Our law makers are not pushing this hard for healthcare reform because of a sense of duty to the average American, they are pushing because it is the Federal government that created the crisis and they need this legislation to provide them with the financial cushion they hope will give them a little more time to figure out what to do about it. Like a drug addict, Congress doesn’t believe their habit is the problem; it is the lack of money to feed their habit that is the problem. Only the United States government could be bold enough to say that the solution to out of control spending is even more spending; that the problem wouldn’t exist if they started with a larger program than what we have today.
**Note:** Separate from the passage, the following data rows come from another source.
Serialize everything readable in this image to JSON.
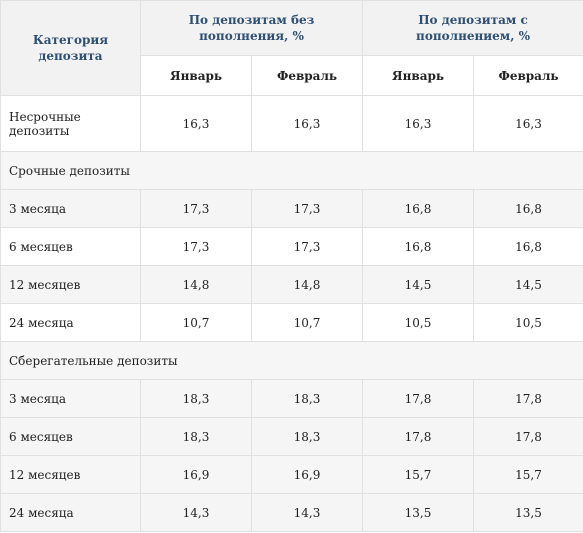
{
  "table": {
    "header": {
      "category": "Категория депозита",
      "group_no_topup": "По депозитам без пополнения, %",
      "group_topup": "По депозитам с пополнением, %",
      "months": [
        "Январь",
        "Февраль",
        "Январь",
        "Февраль"
      ]
    },
    "rows": [
      {
        "type": "data",
        "label": "Несрочные депозиты",
        "values": [
          "16,3",
          "16,3",
          "16,3",
          "16,3"
        ]
      },
      {
        "type": "section",
        "label": "Срочные депозиты"
      },
      {
        "type": "data",
        "label": "3 месяца",
        "values": [
          "17,3",
          "17,3",
          "16,8",
          "16,8"
        ]
      },
      {
        "type": "data",
        "label": "6 месяцев",
        "values": [
          "17,3",
          "17,3",
          "16,8",
          "16,8"
        ]
      },
      {
        "type": "data",
        "label": "12 месяцев",
        "values": [
          "14,8",
          "14,8",
          "14,5",
          "14,5"
        ]
      },
      {
        "type": "data",
        "label": "24 месяца",
        "values": [
          "10,7",
          "10,7",
          "10,5",
          "10,5"
        ]
      },
      {
        "type": "section",
        "label": "Сберегательные депозиты"
      },
      {
        "type": "data",
        "label": "3 месяца",
        "values": [
          "18,3",
          "18,3",
          "17,8",
          "17,8"
        ]
      },
      {
        "type": "data",
        "label": "6 месяцев",
        "values": [
          "18,3",
          "18,3",
          "17,8",
          "17,8"
        ]
      },
      {
        "type": "data",
        "label": "12 месяцев",
        "values": [
          "16,9",
          "16,9",
          "15,7",
          "15,7"
        ]
      },
      {
        "type": "data",
        "label": "24 месяца",
        "values": [
          "14,3",
          "14,3",
          "13,5",
          "13,5"
        ]
      }
    ]
  }
}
Nancy Pelosi said in an interview Saturday that this was too important to let fail and that members of Congress would have to show the same “courage” used to pass Social Security, Medicare and Medicaid. In essence, she was asking members of her own Party to sacrifice their careers for this “noble cause’. To Progressives, this is critical. They have been on a slow march to total control over the lives and actions of America’s citizens for the past hundred years. They had nearly achieved their goals through healthcare reform and cap and trade but now both are crumbling before their eyes.
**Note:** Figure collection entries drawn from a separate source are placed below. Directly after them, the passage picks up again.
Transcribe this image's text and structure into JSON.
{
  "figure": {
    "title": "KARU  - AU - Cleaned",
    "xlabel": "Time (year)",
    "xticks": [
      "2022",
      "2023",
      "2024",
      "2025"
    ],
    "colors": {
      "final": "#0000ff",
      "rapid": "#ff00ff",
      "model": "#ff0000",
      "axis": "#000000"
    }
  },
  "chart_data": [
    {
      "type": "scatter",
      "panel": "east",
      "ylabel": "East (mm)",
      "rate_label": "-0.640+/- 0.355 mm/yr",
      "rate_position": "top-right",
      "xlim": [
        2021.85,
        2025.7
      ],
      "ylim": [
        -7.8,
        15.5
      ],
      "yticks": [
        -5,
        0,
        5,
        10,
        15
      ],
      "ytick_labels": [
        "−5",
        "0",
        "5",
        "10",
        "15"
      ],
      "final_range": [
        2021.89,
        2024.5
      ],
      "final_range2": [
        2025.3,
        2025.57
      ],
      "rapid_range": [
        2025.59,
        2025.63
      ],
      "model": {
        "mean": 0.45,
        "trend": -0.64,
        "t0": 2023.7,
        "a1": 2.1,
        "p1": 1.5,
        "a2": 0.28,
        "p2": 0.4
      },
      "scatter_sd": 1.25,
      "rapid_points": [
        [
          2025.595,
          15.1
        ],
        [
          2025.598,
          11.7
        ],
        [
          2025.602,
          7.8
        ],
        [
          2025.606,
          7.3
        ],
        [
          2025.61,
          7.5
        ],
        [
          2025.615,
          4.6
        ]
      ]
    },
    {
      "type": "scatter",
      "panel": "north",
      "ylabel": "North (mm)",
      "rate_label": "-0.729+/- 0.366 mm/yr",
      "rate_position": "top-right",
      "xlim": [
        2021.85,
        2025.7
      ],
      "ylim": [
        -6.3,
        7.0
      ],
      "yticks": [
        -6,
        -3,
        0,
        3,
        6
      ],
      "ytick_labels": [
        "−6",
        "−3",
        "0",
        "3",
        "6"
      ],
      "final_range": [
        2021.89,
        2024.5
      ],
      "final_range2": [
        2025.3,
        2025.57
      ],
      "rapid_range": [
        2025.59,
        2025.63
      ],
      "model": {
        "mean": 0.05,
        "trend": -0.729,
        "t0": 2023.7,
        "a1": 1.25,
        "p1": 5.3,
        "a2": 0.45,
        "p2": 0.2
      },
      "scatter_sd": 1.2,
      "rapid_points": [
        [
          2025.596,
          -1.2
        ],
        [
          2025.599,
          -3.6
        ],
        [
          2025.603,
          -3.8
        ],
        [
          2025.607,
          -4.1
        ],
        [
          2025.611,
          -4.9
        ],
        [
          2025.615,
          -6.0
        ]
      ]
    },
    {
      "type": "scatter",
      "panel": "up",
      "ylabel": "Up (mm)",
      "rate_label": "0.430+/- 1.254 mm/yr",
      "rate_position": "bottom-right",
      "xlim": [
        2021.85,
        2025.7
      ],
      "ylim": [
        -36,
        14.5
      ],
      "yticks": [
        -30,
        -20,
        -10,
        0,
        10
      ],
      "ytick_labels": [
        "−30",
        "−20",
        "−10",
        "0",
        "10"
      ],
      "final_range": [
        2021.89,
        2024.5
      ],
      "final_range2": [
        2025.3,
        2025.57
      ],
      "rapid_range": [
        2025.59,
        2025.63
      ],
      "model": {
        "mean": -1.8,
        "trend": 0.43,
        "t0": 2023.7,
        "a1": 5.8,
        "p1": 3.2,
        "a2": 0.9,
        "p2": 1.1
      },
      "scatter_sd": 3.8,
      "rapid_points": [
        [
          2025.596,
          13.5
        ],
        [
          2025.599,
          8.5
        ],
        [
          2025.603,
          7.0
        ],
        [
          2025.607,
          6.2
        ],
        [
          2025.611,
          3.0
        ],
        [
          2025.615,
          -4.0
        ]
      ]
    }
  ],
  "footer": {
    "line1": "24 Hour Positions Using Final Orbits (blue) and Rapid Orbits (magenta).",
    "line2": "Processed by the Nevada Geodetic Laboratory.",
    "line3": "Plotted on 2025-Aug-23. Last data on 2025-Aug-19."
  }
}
The healthcare bill represented more that money to them; it represented an unprecedented amount of government control over your life. So many things could be done under the guise of healthcare from directing diet, exercise and even gun control. Don’t forget, that Progressives believe that only the elite can make informed decisions and the average American is ill equipped to make those choices for themselves and needs to be nudged and guided to a better life. The key to government control is in buying the apathy of the American people. As long as most believe they are getting something for nothing, anything is possible.
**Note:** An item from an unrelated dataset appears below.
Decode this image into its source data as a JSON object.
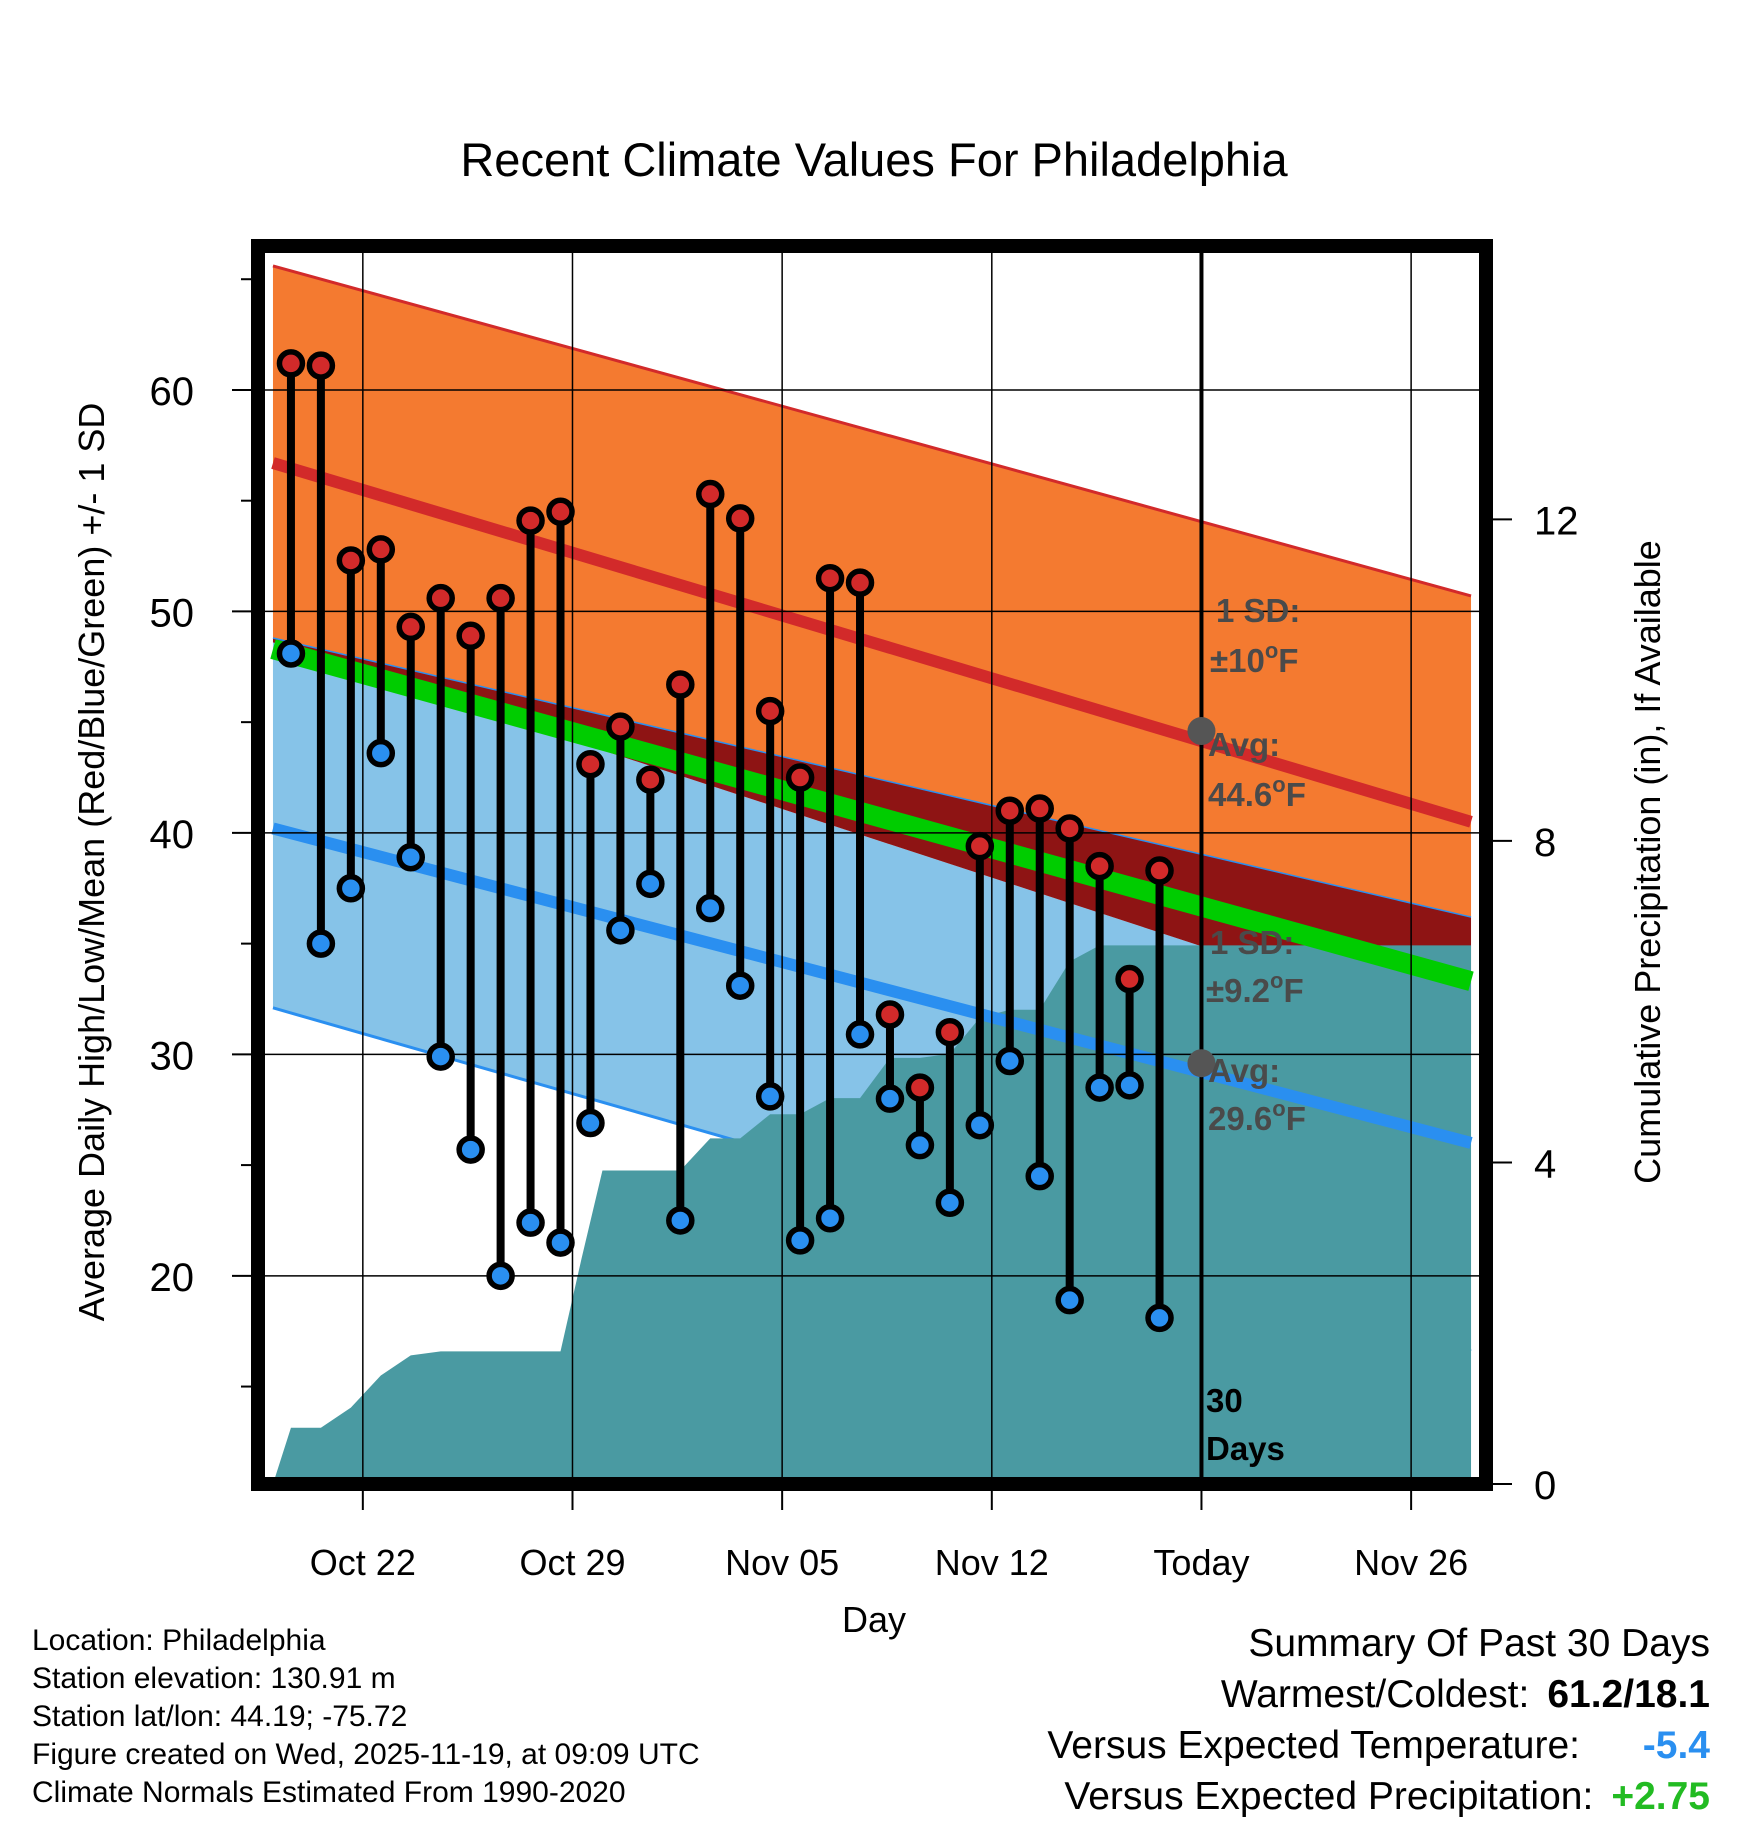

Even if this bill fails, beware. Progressives have never taken no for an answer. Just as the EPA is threatening to enact key provisions of cap and trade through regulatory action without the consent of Congress, key provisions of the healthcare bill will be tucked away and hidden inside other spending bills and future budgets. Expect that the Department of Health and Human Services and the Social Security Administration will try to do the same with healthcare. If they can’t get this through the front door, they will try to sneak it in piece by piece through the window if we are not vigilant. Unfortunately, a free society cannot coexist with the socialization of basic needs. For any government to state that medicine, food and housing are all rights that must be provided for, they must first assume enough control to make all of those choices for you. So the real question is….is this the America you want to leave to your children?